Our employees Jaime Nickeson, Pete Ma, and Joanne Nightingale have been working on a project at NASA Goddard under HBS Contract involving Honeybees. For the past few years they have been working with Dr. Wayne Esaias, of code 614.5, on this project utilizing satellite data layers to model and predict the potential movement of Africanized honey bees (AHB) and uses European (domestic) honeybees in a network of hives placed on scales to detect trends in nectar flows.

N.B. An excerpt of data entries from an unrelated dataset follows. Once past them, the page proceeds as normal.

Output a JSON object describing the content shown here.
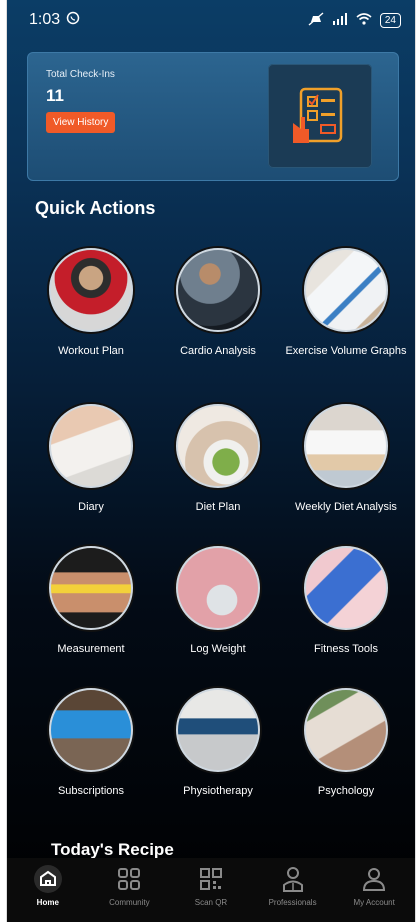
{
  "status_bar": {
    "time": "1:03",
    "battery": "24"
  },
  "checkin_card": {
    "label": "Total Check-Ins",
    "count": "11",
    "history_button": "View History"
  },
  "quick_actions": {
    "title": "Quick Actions",
    "items": [
      {
        "label": "Workout Plan",
        "icon": "workout-photo"
      },
      {
        "label": "Cardio Analysis",
        "icon": "cardio-photo"
      },
      {
        "label": "Exercise Volume Graphs",
        "icon": "graphs-photo"
      },
      {
        "label": "Diary",
        "icon": "diary-photo"
      },
      {
        "label": "Diet Plan",
        "icon": "diet-photo"
      },
      {
        "label": "Weekly Diet Analysis",
        "icon": "diet-analysis-photo"
      },
      {
        "label": "Measurement",
        "icon": "tape-measure-photo"
      },
      {
        "label": "Log Weight",
        "icon": "scale-photo"
      },
      {
        "label": "Fitness Tools",
        "icon": "dumbbell-photo"
      },
      {
        "label": "Subscriptions",
        "icon": "laptop-photo"
      },
      {
        "label": "Physiotherapy",
        "icon": "physio-photo"
      },
      {
        "label": "Psychology",
        "icon": "psychology-photo"
      }
    ]
  },
  "recipe": {
    "title": "Today's Recipe"
  },
  "bottom_nav": {
    "items": [
      {
        "label": "Home",
        "icon": "home-icon"
      },
      {
        "label": "Community",
        "icon": "grid-icon"
      },
      {
        "label": "Scan QR",
        "icon": "qr-icon"
      },
      {
        "label": "Professionals",
        "icon": "doctor-icon"
      },
      {
        "label": "My Account",
        "icon": "user-icon"
      }
    ]
  },
  "colors": {
    "accent": "#f05a28",
    "card": "#245a82",
    "background": "#000000"
  }
}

The timing of honeybee nectar flow and blooming dates are vitally important to agricultural produce and affects our natural ecosystems as well. Our network of scale hives captures this record by measuring the weight of beehives during the year. HoneyBeeNet has detected dramatic shifts of nectar flow timing in the Mid-Atlantic and other regions of the US, building a more robust baseline upon which to predict how the bees and their interaction with plants will respond to climate change. The goal is to expand the network, in both time and space, to help us address these questions. The HoneyBeeNet scale hive network has grown since its inception in 2007, from about 20 sites, in a handful of states, clustered around Maryland, to nearly 100 sites in 31 states today.
Sigma staff members have worked closely with Dr. Esaias and collaborators at the USGS to develop the infrastructure and scientific basis for improving the predicted expansion of the AHB in the U.S. using habitat suitability models. Often referred to as the ‘Killer Bee’ the AHB threatens to interfere with beekeeping industry, still recovering from the effects of Colony Collapse Disorder in recent years. Using NASA’s MODIS vegetation phenology data products, the team has helped the USGS and Colorado State University to develop modeling tools for resource managers to map the AHB in the US. The Sigma/GSFC team provided expertise in bees, GIS, and remote sensing to develop a new tool for bee managers located at Colorado State, that allows users to submit data on AHB presence/absence and run species distribution models on using climate and NASA satellite data layers.